For the local team team of paddlers who are no strangers to international events, the event on the Rideau Canal Skateway was unique.
“It was definitely new to us,” said Coulee Classic Ice Dragons team captain Carol Block. “We learned about it last year. It’s a world competition, and we decided it would be a fun thing to do. That was our plan, just to come out and have fun thinking that it was new to everybody.”
Hosted by the Beavertails Ottawa Ice Dragon Boat Festival, over 100 teams from around the globe, including Japan, China, Ireland and New Zealand, participated in this year’s international event, which is the largest ice dragonboat championship in the world.
The competition is a highlight of the Capital Region’s annual Winterlude Festival, combining the roots of dragonboating as a Chinese sport and Canadian winter sport culture.
Racing on the 200-metre course with seven lanes of boats, the clock and the other teams weren’t the only things the Coulee Classic Ice Dragons dealt with.

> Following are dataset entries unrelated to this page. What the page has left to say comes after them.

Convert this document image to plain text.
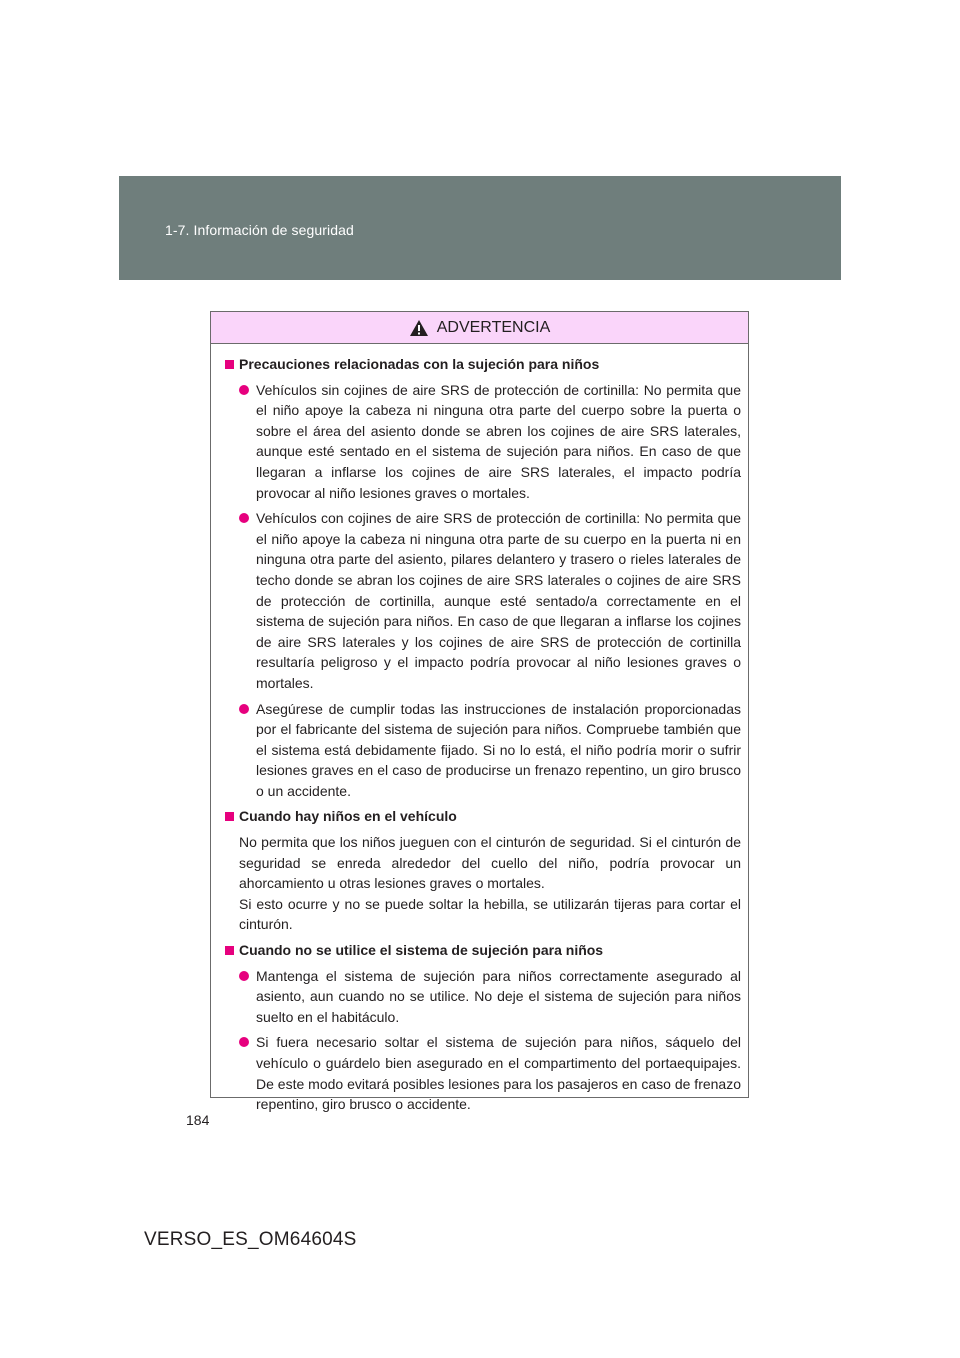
1-7. Información de seguridad
ADVERTENCIA
Precauciones relacionadas con la sujeción para niños
Vehículos sin cojines de aire SRS de protección de cortinilla: No permita que el niño apoye la cabeza ni ninguna otra parte del cuerpo sobre la puerta o sobre el área del asiento donde se abren los cojines de aire SRS laterales, aunque esté sentado en el sistema de sujeción para niños. En caso de que llegaran a inflarse los cojines de aire SRS laterales, el impacto podría provocar al niño lesiones graves o mortales.
Vehículos con cojines de aire SRS de protección de cortinilla: No permita que el niño apoye la cabeza ni ninguna otra parte de su cuerpo en la puerta ni en ninguna otra parte del asiento, pilares delantero y trasero o rieles laterales de techo donde se abran los cojines de aire SRS laterales o cojines de aire SRS de protección de cortinilla, aunque esté sentado/a correctamente en el sistema de sujeción para niños. En caso de que llegaran a inflarse los cojines de aire SRS laterales y los cojines de aire SRS de protección de cortinilla resultaría peligroso y el impacto podría provocar al niño lesiones graves o mortales.
Asegúrese de cumplir todas las instrucciones de instalación proporcionadas por el fabricante del sistema de sujeción para niños. Compruebe también que el sistema está debidamente fijado. Si no lo está, el niño podría morir o sufrir lesiones graves en el caso de producirse un frenazo repentino, un giro brusco o un accidente.
Cuando hay niños en el vehículo
No permita que los niños jueguen con el cinturón de seguridad. Si el cinturón de seguridad se enreda alrededor del cuello del niño, podría provocar un ahorcamiento u otras lesiones graves o mortales.
Si esto ocurre y no se puede soltar la hebilla, se utilizarán tijeras para cortar el cinturón.
Cuando no se utilice el sistema de sujeción para niños
Mantenga el sistema de sujeción para niños correctamente asegurado al asiento, aun cuando no se utilice. No deje el sistema de sujeción para niños suelto en el habitáculo.
Si fuera necesario soltar el sistema de sujeción para niños, sáquelo del vehículo o guárdelo bien asegurado en el compartimento del portaequipajes. De este modo evitará posibles lesiones para los pasajeros en caso de frenazo repentino, giro brusco o accidente.
184
VERSO_ES_OM64604S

There were also the elements.
“The weather was minus-24, so it was not nice. We had a breeze as well to go along with that,” said Block. “We shivered a lot. We definitely learned to layer.”

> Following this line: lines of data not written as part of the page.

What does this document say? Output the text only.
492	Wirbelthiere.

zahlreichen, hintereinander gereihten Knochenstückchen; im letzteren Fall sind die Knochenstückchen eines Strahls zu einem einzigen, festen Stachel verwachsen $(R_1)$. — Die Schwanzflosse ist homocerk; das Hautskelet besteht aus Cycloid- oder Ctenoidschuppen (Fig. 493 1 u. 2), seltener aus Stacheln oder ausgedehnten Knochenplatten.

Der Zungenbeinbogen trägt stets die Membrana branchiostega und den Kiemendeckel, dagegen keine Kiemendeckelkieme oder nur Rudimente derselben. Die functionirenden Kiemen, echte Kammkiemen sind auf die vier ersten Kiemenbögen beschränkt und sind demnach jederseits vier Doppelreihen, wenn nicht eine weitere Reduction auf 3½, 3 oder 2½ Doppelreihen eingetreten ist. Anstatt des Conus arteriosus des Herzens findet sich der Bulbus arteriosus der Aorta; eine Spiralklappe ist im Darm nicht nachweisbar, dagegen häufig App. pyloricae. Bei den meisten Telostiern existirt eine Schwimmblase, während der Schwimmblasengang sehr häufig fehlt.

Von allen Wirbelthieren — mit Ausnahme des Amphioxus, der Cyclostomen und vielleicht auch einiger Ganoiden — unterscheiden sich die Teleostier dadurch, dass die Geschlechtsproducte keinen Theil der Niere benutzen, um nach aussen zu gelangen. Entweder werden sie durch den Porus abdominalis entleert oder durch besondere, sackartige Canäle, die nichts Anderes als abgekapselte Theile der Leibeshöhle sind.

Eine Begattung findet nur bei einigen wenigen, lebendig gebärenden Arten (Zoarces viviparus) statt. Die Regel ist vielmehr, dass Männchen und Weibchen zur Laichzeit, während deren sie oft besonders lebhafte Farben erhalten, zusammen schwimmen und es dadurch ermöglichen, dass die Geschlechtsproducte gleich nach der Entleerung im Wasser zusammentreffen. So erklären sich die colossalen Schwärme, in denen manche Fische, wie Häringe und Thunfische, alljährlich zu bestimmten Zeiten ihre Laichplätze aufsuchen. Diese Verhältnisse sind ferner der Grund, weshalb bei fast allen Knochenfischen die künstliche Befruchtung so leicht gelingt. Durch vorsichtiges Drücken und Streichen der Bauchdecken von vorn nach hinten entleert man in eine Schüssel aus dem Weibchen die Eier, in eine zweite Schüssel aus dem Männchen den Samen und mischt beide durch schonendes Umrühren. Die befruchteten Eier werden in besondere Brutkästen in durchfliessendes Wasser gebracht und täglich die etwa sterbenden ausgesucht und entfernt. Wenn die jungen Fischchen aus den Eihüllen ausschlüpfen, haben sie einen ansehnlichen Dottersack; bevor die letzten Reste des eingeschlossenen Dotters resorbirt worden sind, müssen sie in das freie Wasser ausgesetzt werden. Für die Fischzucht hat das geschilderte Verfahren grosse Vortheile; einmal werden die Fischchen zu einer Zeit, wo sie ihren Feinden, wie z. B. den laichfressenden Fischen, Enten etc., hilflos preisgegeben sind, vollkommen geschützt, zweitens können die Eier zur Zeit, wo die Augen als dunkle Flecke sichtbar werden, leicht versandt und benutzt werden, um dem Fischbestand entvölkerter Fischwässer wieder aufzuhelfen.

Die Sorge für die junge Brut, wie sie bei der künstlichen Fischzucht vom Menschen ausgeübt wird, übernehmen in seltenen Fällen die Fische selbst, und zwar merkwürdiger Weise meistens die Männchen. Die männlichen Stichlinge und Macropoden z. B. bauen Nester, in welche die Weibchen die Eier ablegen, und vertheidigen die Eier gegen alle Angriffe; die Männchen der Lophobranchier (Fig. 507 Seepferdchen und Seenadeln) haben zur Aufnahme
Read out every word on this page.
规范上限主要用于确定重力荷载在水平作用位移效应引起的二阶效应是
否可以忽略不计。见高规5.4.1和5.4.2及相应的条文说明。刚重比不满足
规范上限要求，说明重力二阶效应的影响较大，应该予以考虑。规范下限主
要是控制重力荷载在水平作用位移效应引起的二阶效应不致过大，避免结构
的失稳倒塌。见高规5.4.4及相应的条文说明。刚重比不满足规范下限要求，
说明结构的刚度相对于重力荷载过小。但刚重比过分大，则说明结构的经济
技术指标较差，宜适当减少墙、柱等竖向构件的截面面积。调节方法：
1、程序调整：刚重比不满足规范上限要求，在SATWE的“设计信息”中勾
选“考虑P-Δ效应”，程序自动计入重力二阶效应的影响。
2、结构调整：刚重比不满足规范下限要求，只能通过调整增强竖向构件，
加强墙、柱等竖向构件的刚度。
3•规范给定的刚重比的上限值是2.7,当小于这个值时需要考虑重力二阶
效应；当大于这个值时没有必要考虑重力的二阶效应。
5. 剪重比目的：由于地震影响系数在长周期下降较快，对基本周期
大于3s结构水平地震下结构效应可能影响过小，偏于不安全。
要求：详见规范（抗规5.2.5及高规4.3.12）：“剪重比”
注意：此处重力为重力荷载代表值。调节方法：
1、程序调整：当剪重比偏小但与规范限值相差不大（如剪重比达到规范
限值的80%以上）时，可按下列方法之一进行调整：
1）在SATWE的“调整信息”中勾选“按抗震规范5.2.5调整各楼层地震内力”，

It didn’t stop them from striking silver in the women’s division Shiver and Giver race Feb. 7 with a time of 1:11. The American Vermont Fire took the gold.

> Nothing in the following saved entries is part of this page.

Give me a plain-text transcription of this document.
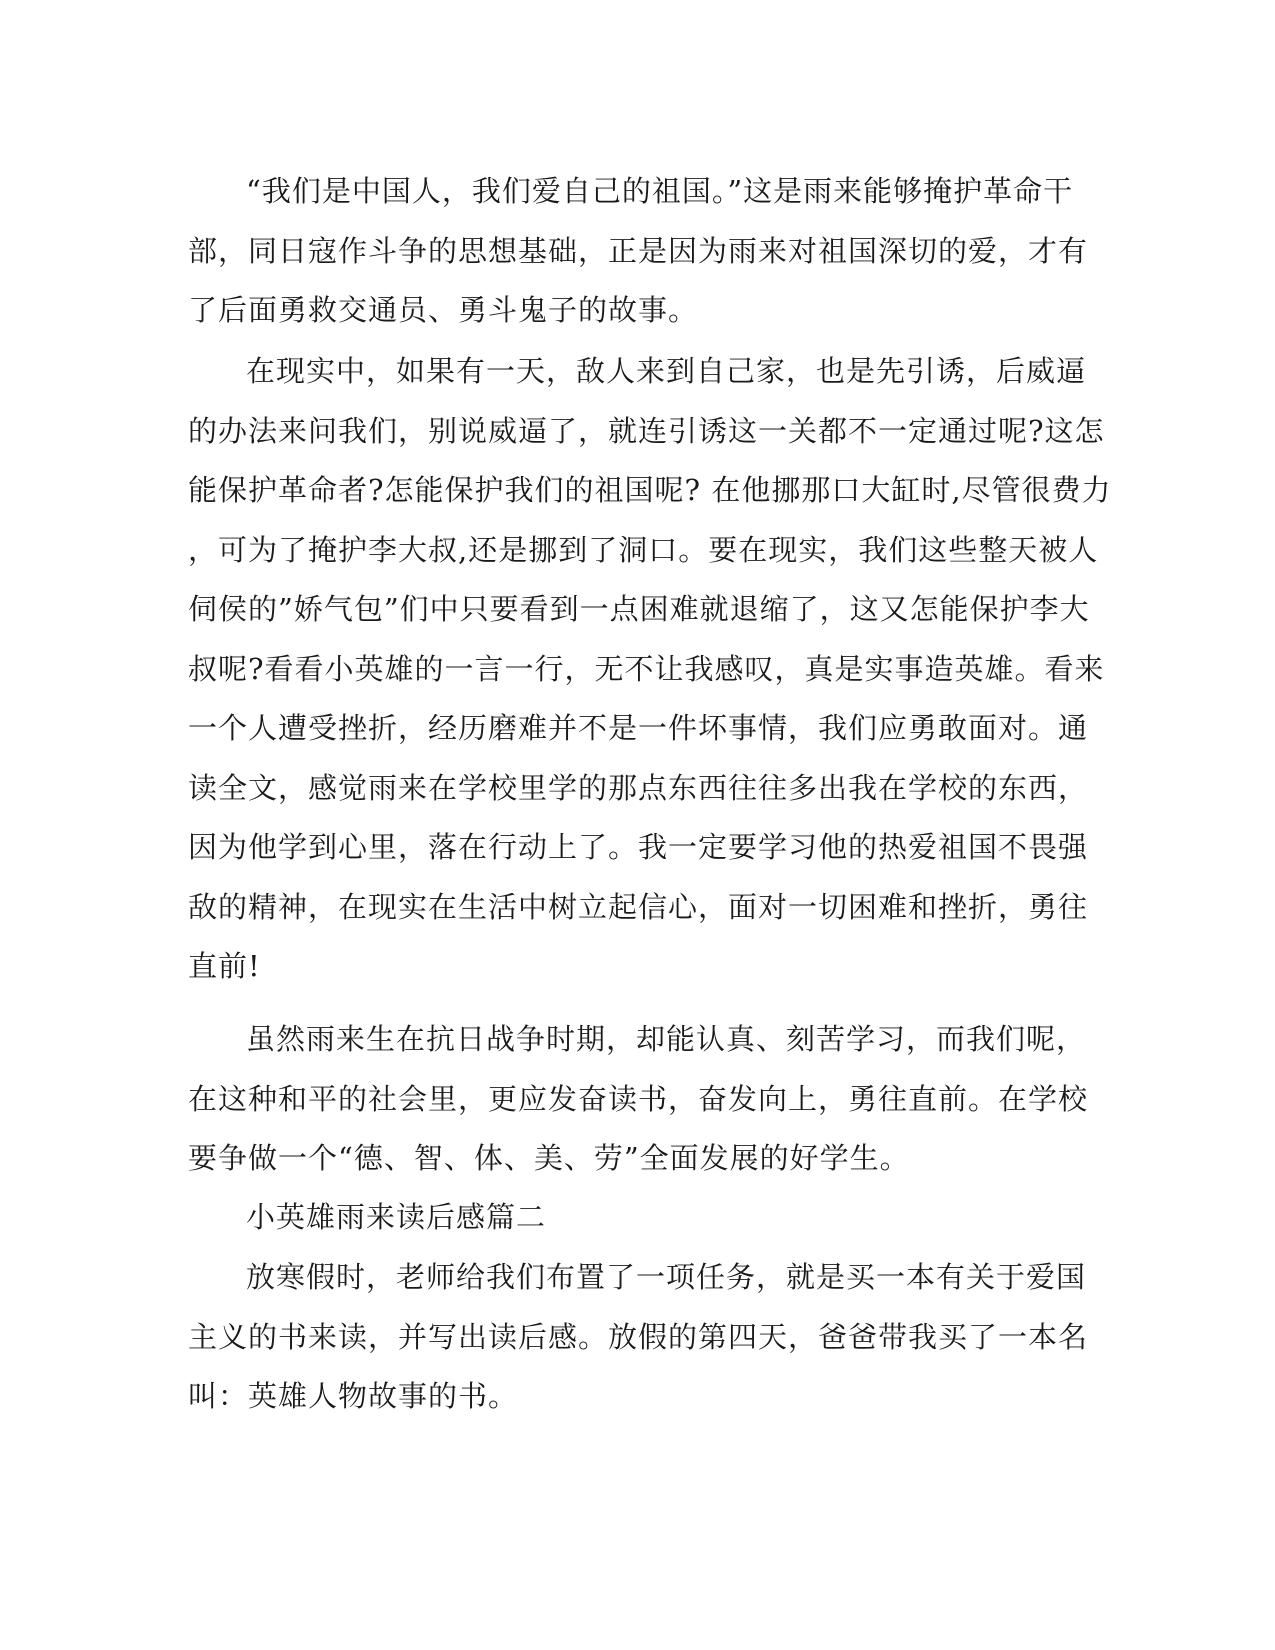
“我们是中国人，我们爱自己的祖国。”这是雨来能够掩护革命干
部，同日寇作斗争的思想基础，正是因为雨来对祖国深切的爱，才有
了后面勇救交通员、勇斗鬼子的故事。
在现实中，如果有一天，敌人来到自己家，也是先引诱，后威逼
的办法来问我们，别说威逼了，就连引诱这一关都不一定通过呢?这怎
能保护革命者?怎能保护我们的祖国呢? 在他挪那口大缸时,尽管很费力
，可为了掩护李大叔,还是挪到了洞口。要在现实，我们这些整天被人
伺侯的”娇气包”们中只要看到一点困难就退缩了，这又怎能保护李大
叔呢?看看小英雄的一言一行，无不让我感叹，真是实事造英雄。看来
一个人遭受挫折，经历磨难并不是一件坏事情，我们应勇敢面对。通
读全文，感觉雨来在学校里学的那点东西往往多出我在学校的东西，
因为他学到心里，落在行动上了。我一定要学习他的热爱祖国不畏强
敌的精神，在现实在生活中树立起信心，面对一切困难和挫折，勇往
直前!
虽然雨来生在抗日战争时期，却能认真、刻苦学习，而我们呢，
在这种和平的社会里，更应发奋读书，奋发向上，勇往直前。在学校
要争做一个“德、智、体、美、劳”全面发展的好学生。
小英雄雨来读后感篇二
放寒假时，老师给我们布置了一项任务，就是买一本有关于爱国
主义的书来读，并写出读后感。放假的第四天，爸爸带我买了一本名
叫：英雄人物故事的书。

“The fun part of the charity race was it was Friday night after we had done our practice,” said Block. “We raced under the lights, so it was kind of a big event.”
The actual race took place Feb. 8.
“So we were up against a lot of teams from all over the world. There were women’s and mixed teams and no age categories,” said Block. “We ended up in the semifinals, but we did not make it to the finals at the worlds.”
Though not sure what to expect at a winter event, the team members quickly found out the technique in ice dragonboating is similar to regular dragonboats even if the equipment wasn’t.
“Basically your paddle is kind of like a spring-loaded ice pick. So you plant your paddle and you use your core and your leg strength to pull the boat ahead. Of course, by doing that you’re putting some stress on your arms as well, but it’s basically the same as paddling, that technique.”
Block credited the Coulee Classic Ice Dragons’ coaching staff of Karen Johnson, Suzanne Harris and Chris Lowings in helping the team prepare.
“We applaud our coaches for keeping us on track year round by making us train because we didn’t realize it would be very similar actions,” she said. “In regular dragonboat we use a lot of core and legwork and timing is really important. So that is something our coaches keep pounding on us.”
Despite being halfway across Canada, the Coulee Classic Ice Dragons had a local cheering contingent.
“We met them on the plane,” said Block. “Our uniforms are a little bit unique, so we get a lot of comments on them. They recognized us and asked if we were a team and asked where we were going and why. So we explained it and they thought we were crazy. But because they were going to be in Ottawa they actually came out and cheered us on.”
A Masters team of paddlers over 50, the Ice Dragons, an ancillary of the Dragon Boat Association of Southern Alberta Coulee Classic Dragons, are training to go to the World Dragon Boat Championship in Japan in 2021.
But if the World Ice Dragon Boat Championships are a little closer to home next year, the Coulee Classic Ice Dragons want to sign up.
“We’re hearing rumours that the next world championship will be in Sylvan Lake next year,” said Block. “So for sure if it’s at Sylvan Lake we will be there.”